We introduce DeonticBench, a benchmark of 6,232 tasks for evaluating rule-based reasoning in language models across domains including US federal taxes, airline baggage policies, US immigration administration, and US state housing law. The benchmark supports both language-based and computational reasoning approaches. Systems can optionally make use of provided symbolic translations. Results show current models struggle, achieving only 44.4% on numeric subsets and 46.6% on housing cases, and that fine-tuning and reinforcement learning approaches remain unreliable for solving complex rule-reasoning problems.
We propose Modality Aware Neuron Unlearning (MANU), a novel unlearning framework for MLLMs designed to selectively clip neurons based on their relative importance to the targeted forget data, curated for different modalities. Specifically, MANU consists of two stages: important neuron selection and selective pruning. The first stage identifies and collects the most influential neurons across modalities relative to the targeted forget knowledge, while the second stage is dedicated to pruning those selected neurons.
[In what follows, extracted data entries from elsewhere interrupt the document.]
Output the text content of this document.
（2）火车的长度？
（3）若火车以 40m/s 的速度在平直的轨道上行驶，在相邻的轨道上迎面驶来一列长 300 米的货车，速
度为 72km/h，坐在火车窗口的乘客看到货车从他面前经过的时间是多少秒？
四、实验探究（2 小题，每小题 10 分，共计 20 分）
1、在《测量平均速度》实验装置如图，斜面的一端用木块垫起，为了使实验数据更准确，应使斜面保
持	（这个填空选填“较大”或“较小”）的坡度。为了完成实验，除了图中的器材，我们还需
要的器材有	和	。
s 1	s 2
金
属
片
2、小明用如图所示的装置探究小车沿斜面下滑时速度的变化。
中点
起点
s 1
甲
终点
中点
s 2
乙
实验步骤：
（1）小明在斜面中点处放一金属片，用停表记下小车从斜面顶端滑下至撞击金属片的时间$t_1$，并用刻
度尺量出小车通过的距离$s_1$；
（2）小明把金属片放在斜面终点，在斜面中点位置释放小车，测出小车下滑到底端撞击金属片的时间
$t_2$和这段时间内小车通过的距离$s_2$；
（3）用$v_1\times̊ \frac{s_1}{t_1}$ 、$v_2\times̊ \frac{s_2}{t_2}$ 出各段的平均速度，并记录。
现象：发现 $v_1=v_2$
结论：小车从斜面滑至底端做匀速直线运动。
We propose Stable Sequential Unlearning (SSU), a novel framework designed to unlearn copyrighted content from LLMs over multiple time steps. Our approach works by identifying and removing specific weight updates in the model's parameters that correspond to copyrighted content. We improve unlearning efficacy by introducing random labeling loss and ensuring the model retains its general-purpose knowledge by adjusting targeted parameters.
We introduce Multimodal Large Language Model Unlearning Benchmark (MLLMU-Bench), a novel benchmark aimed at advancing the understanding of multimodal machine unlearning. MLLMU-Bench consists of 500 fictitious profiles and 153 profiles for public celebrities, each profile feature over 14 customized question-answer pairs, evaluated from both multimodal (image+text) and unimodal (text) perspectives.
We introduce Selective Knowledge negation Unlearning (SKU), a novel unlearning framework for LLMs, designed to eliminate harmful knowledge while preserving utility on normal prompts.
Teaching Assistant, Data Structures and the Fundamentals of Computing, Brandeis University (Fall 2021)
Academic Service
Conference Reviewer: NeurIPS, EMNLP, NAACL, ACL
Journal Reviewer: IEEE Transactions on Information Forensics and Security, npj Digital Medicine (Nature Portfolio)
Miscellaneous
I've always been surrounded by wonderful friends, collaborators, and advisors, and I try to maintain an optimistic outlook. If you're having a tough time and would like someone to talk to, feel free to reach out!
I like basketball, lifting, and making new friends.